“It always seems impossible until it’s done.” (~Nelson Mandela)

“Never give up on something that you can’t go a day without thinking about.” (~Winston Churchill)

“Impossible only means that you haven’t found the solution yet.” (~Anonymous)

“Every noble work is at first impossible.” (~Thomas Carlyle)

Much as I love them, even inspiring words like these can be thin comfort when you’re really struggling to keep on keeping on. It’s hard to hang in there when the going gets tough, and even the most beautiful prose can’t twist a strong enough rope to hold you up when you feel like you’re going down.

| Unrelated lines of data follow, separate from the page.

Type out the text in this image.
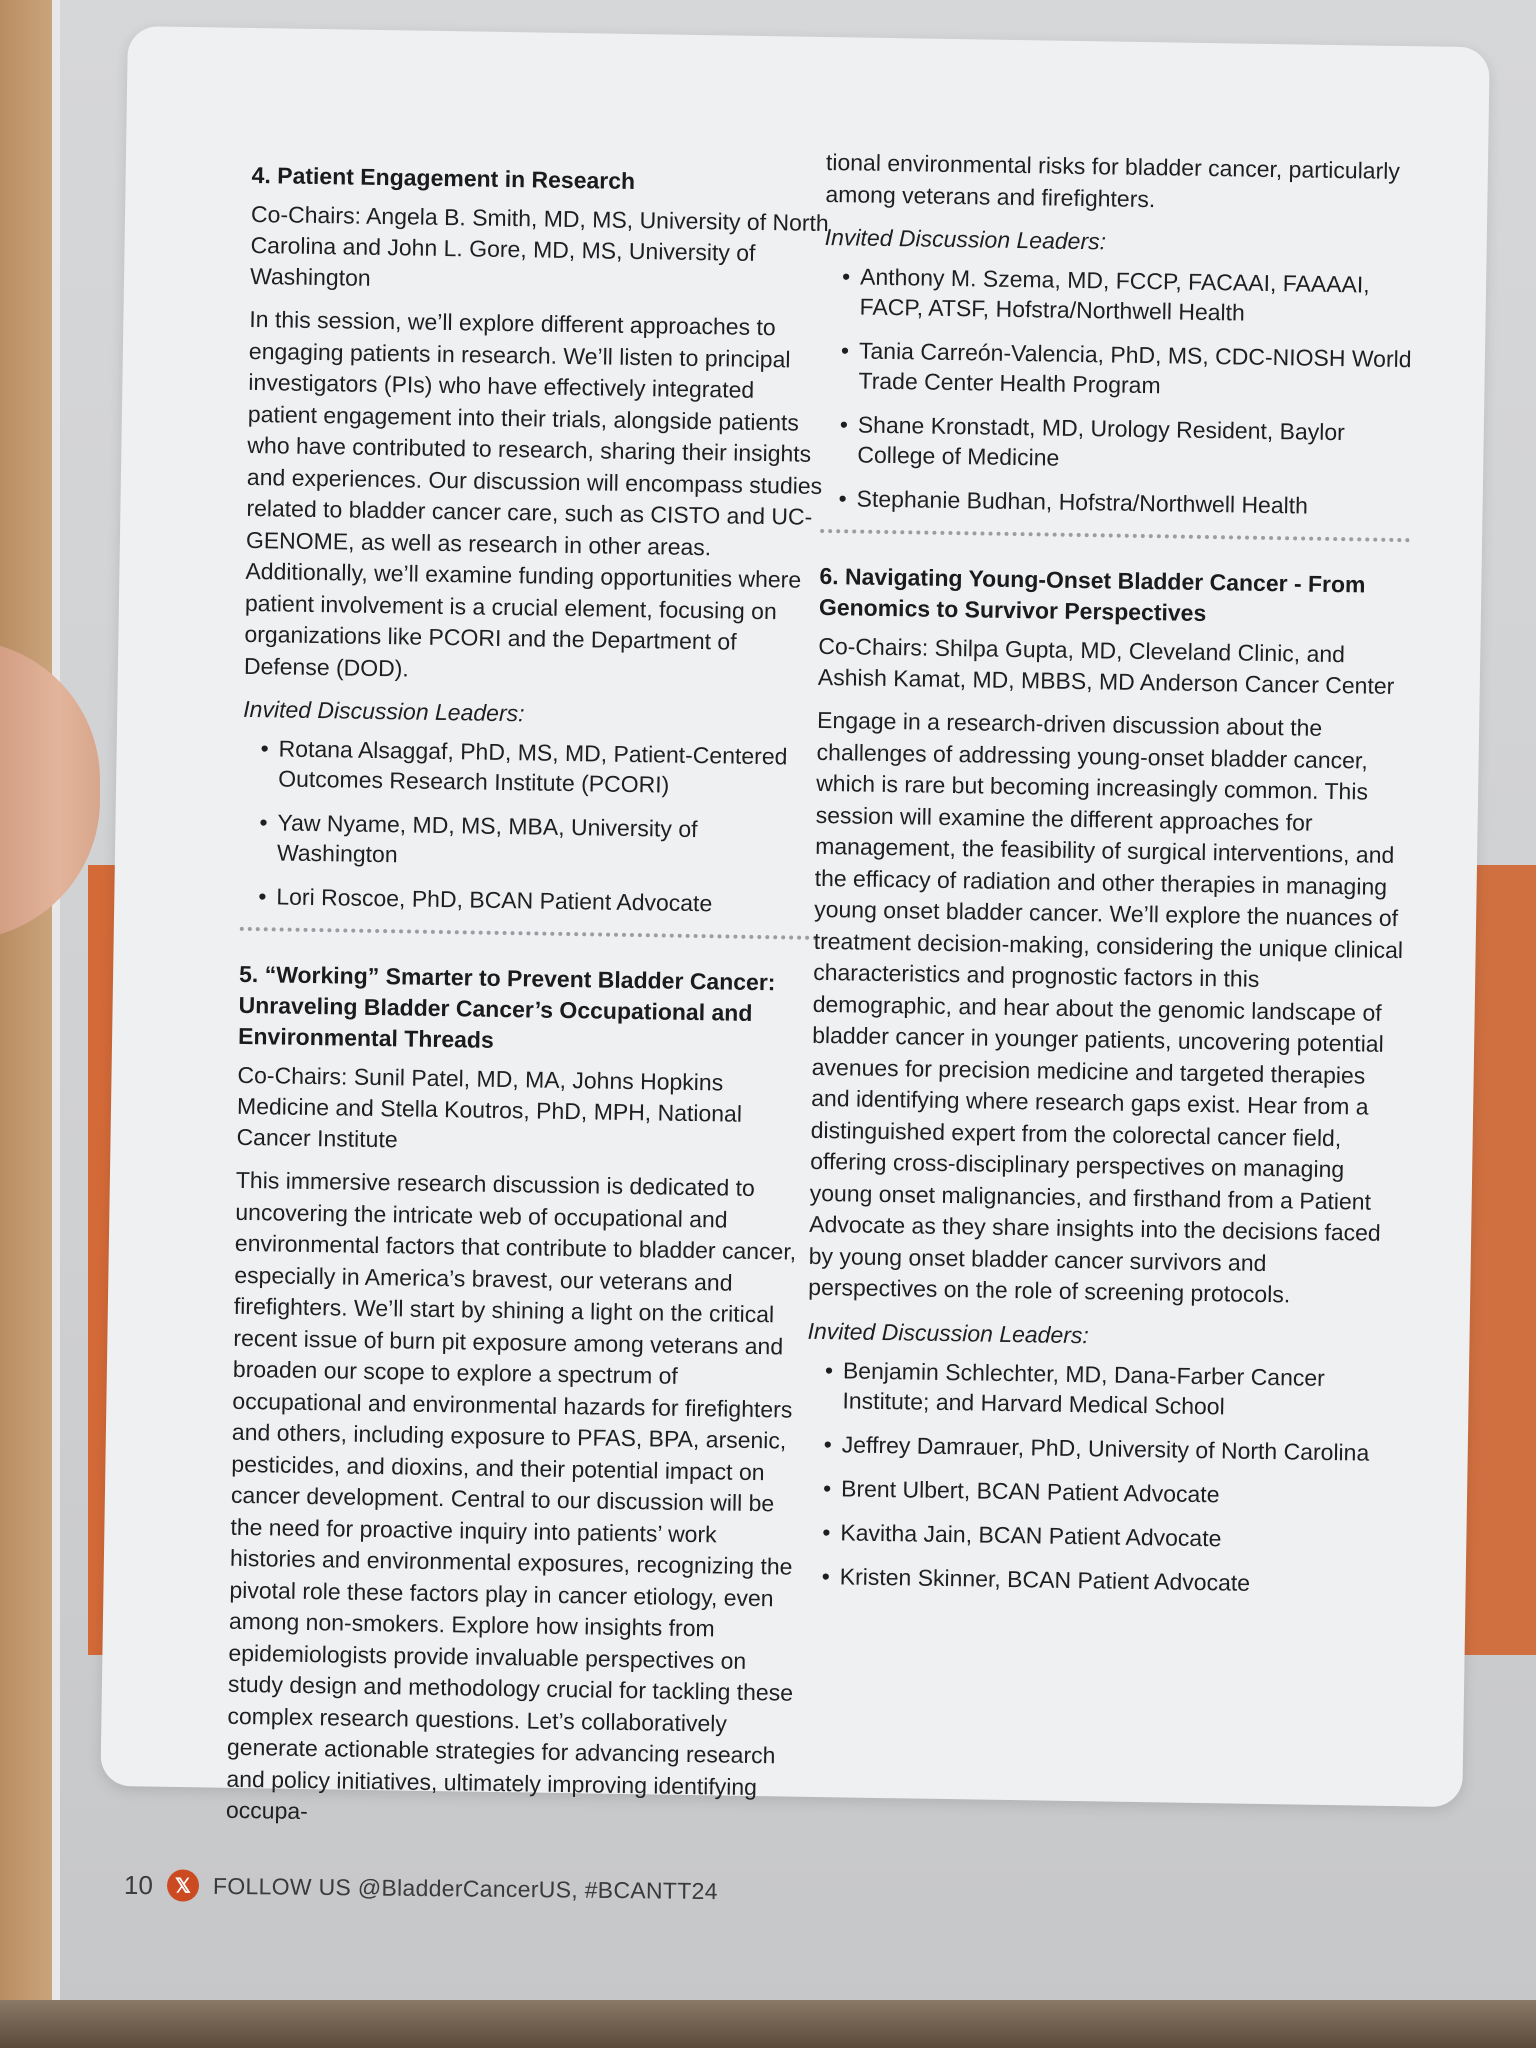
4. Patient Engagement in Research
Co-Chairs: Angela B. Smith, MD, MS, University of North Carolina and John L. Gore, MD, MS, University of Washington
In this session, we’ll explore different approaches to engaging patients in research. We’ll listen to principal investigators (PIs) who have effectively integrated patient engagement into their trials, alongside patients who have contributed to research, sharing their insights and experiences. Our discussion will encompass studies related to bladder cancer care, such as CISTO and UC-GENOME, as well as research in other areas. Additionally, we’ll examine funding opportunities where patient involvement is a crucial element, focusing on organizations like PCORI and the Department of Defense (DOD).
Invited Discussion Leaders:
• Rotana Alsaggaf, PhD, MS, MD, Patient-Centered Outcomes Research Institute (PCORI)
• Yaw Nyame, MD, MS, MBA, University of Washington
• Lori Roscoe, PhD, BCAN Patient Advocate
5. “Working” Smarter to Prevent Bladder Cancer: Unraveling Bladder Cancer’s Occupational and Environmental Threads
Co-Chairs: Sunil Patel, MD, MA, Johns Hopkins Medicine and Stella Koutros, PhD, MPH, National Cancer Institute
This immersive research discussion is dedicated to uncovering the intricate web of occupational and environmental factors that contribute to bladder cancer, especially in America’s bravest, our veterans and firefighters. We’ll start by shining a light on the critical recent issue of burn pit exposure among veterans and broaden our scope to explore a spectrum of occupational and environmental hazards for firefighters and others, including exposure to PFAS, BPA, arsenic, pesticides, and dioxins, and their potential impact on cancer development. Central to our discussion will be the need for proactive inquiry into patients’ work histories and environmental exposures, recognizing the pivotal role these factors play in cancer etiology, even among non-smokers. Explore how insights from epidemiologists provide invaluable perspectives on study design and methodology crucial for tackling these complex research questions. Let’s collaboratively generate actionable strategies for advancing research and policy initiatives, ultimately improving identifying occupa-
tional environmental risks for bladder cancer, particularly among veterans and firefighters.
Invited Discussion Leaders:
• Anthony M. Szema, MD, FCCP, FACAAI, FAAAAI, FACP, ATSF, Hofstra/Northwell Health
• Tania Carreón-Valencia, PhD, MS, CDC-NIOSH World Trade Center Health Program
• Shane Kronstadt, MD, Urology Resident, Baylor College of Medicine
• Stephanie Budhan, Hofstra/Northwell Health
6. Navigating Young-Onset Bladder Cancer - From Genomics to Survivor Perspectives
Co-Chairs: Shilpa Gupta, MD, Cleveland Clinic, and Ashish Kamat, MD, MBBS, MD Anderson Cancer Center
Engage in a research-driven discussion about the challenges of addressing young-onset bladder cancer, which is rare but becoming increasingly common. This session will examine the different approaches for management, the feasibility of surgical interventions, and the efficacy of radiation and other therapies in managing young onset bladder cancer. We’ll explore the nuances of treatment decision-making, considering the unique clinical characteristics and prognostic factors in this demographic, and hear about the genomic landscape of bladder cancer in younger patients, uncovering potential avenues for precision medicine and targeted therapies and identifying where research gaps exist. Hear from a distinguished expert from the colorectal cancer field, offering cross-disciplinary perspectives on managing young onset malignancies, and firsthand from a Patient Advocate as they share insights into the decisions faced by young onset bladder cancer survivors and perspectives on the role of screening protocols.
Invited Discussion Leaders:
• Benjamin Schlechter, MD, Dana-Farber Cancer Institute; and Harvard Medical School
• Jeffrey Damrauer, PhD, University of North Carolina
• Brent Ulbert, BCAN Patient Advocate
• Kavitha Jain, BCAN Patient Advocate
• Kristen Skinner, BCAN Patient Advocate
10	𝕏 FOLLOW US @BladderCancerUS, #BCANTT24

Sometimes the only thing you can do to keep afloat is to keep on bailing the water that keeps on threatening to sink you.

Just keep on keeping on.

Yeah, maybe keep on remembering that fable about that one particularly dogged Testudinidae, and just stay steady.

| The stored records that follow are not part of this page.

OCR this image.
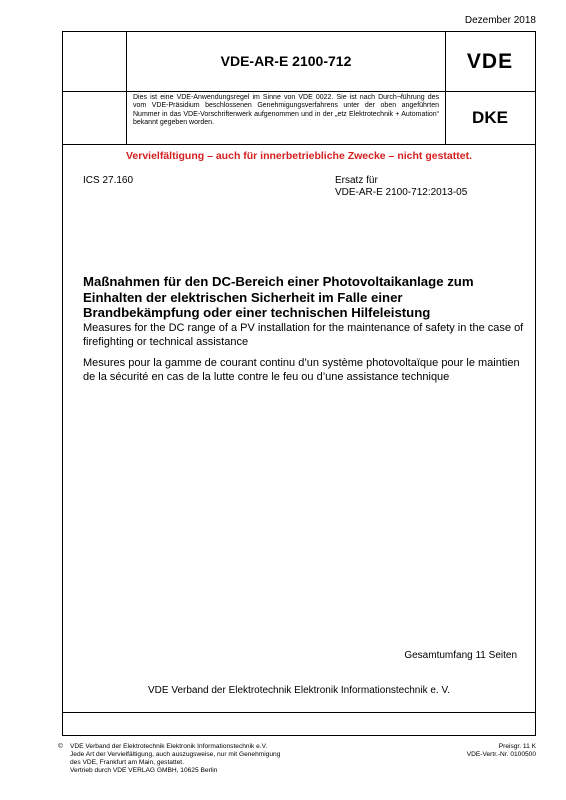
Dezember 2018
VDE-AR-E 2100-712	VDE
Dies ist eine VDE-Anwendungsregel im Sinne von VDE 0022. Sie ist nach Durch¬führung des vom VDE-Präsidium beschlossenen Genehmigungsverfahrens unter der oben angeführten Nummer in das VDE-Vorschriftenwerk aufgenommen und in der „etz Elektrotechnik + Automation“ bekannt gegeben worden.	DKE
Vervielfältigung – auch für innerbetriebliche Zwecke – nicht gestattet.
ICS 27.160	Ersatz für
VDE-AR-E 2100-712:2013-05
Maßnahmen für den DC-Bereich einer Photovoltaikanlage zum Einhalten der elektrischen Sicherheit im Falle einer Brandbekämpfung oder einer technischen Hilfeleistung
Measures for the DC range of a PV installation for the maintenance of safety in the case of firefighting or technical assistance
Mesures pour la gamme de courant continu d’un système photovoltaïque pour le maintien de la sécurité en cas de la lutte contre le feu ou d’une assistance technique
Gesamtumfang 11 Seiten
VDE Verband der Elektrotechnik Elektronik Informationstechnik e. V.
©	VDE Verband der Elektrotechnik Elektronik Informationstechnik e.V.
Jede Art der Vervielfältigung, auch auszugsweise, nur mit Genehmigung
des VDE, Frankfurt am Main, gestattet.
Vertrieb durch VDE VERLAG GMBH, 10625 Berlin
Preisgr. 11 K
VDE-Vertr.-Nr. 0100500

Hindsight being all 20/20, the quotes above are like most of the others you find about doing the impossible. Meaning, they’ve all been said by folks who’ve already done the impossible. Okay, maybe not the anonymous one. But then again, there are probably a lot of people who are quite anonymous to most of the rest of us who actually have done the impossible.

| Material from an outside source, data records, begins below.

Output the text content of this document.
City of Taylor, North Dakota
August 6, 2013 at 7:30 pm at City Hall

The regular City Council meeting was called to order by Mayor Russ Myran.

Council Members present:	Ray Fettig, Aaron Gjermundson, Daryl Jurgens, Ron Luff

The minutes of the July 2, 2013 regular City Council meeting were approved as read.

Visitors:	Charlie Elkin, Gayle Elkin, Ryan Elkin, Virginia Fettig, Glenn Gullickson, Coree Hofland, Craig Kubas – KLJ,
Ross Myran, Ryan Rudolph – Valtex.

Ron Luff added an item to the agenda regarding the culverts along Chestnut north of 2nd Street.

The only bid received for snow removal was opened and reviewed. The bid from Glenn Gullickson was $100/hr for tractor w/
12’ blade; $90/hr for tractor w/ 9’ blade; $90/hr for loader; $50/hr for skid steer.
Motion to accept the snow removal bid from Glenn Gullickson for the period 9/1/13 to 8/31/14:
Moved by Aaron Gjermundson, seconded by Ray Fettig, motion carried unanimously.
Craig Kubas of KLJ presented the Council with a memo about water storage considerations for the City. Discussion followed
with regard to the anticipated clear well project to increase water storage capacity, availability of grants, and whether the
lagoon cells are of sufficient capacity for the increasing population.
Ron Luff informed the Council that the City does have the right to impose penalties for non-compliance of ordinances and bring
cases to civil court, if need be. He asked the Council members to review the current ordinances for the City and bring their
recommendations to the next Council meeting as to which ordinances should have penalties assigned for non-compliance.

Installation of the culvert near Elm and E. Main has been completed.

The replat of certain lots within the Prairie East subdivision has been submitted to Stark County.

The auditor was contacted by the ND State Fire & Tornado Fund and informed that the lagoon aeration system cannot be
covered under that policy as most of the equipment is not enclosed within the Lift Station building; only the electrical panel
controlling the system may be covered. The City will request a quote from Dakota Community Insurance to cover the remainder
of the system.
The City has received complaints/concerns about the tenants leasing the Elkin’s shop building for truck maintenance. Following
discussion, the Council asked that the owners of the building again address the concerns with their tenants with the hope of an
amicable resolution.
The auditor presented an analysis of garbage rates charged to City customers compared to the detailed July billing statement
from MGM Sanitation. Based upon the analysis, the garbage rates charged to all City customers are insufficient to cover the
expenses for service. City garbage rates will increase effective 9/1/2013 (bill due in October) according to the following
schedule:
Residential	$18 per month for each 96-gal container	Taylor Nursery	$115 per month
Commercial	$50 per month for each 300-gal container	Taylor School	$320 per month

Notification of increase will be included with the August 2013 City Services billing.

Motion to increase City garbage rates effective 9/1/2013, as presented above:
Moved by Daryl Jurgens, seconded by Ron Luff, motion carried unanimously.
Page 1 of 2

I’m thinking a lot of those people were mothers.

But you mostly never hear from people who haven’t succeeded in achieving their own impossible dream. Maybe they gave up and so failed. Or maybe they didn’t give up at all. Maybe they kept on trying right up to the end, and still never succeeded in accomplishing their own personal mission-impossible. Who knows?

And really, who cares? Is success defined as having achieved some thing, or as having tried in the first place? Is it success to have your name known far and wide (or at least on one of the first few pages of a Google search), or to know that you gave your best to what you thought was the best use of your time and energy and life?

Is it possible that success is nothing more than a life lived in pursuit of something bigger than you, something impossible, whether or not you actually accomplish that impossible thing?

Maybe the most impossible thing of all is to hang on to hope when it seems hopeless. Maybe hope is the strongest cord of all, the only one that can really bear the weight of us.

Maybe the most noble work of all is to hang on to hope when it looks sort of hopeless.

Because hope is what keeps us from giving up, keeps us searching for solutions, keeps us keeping on.

Maybe hope is really what makes the impossible possible.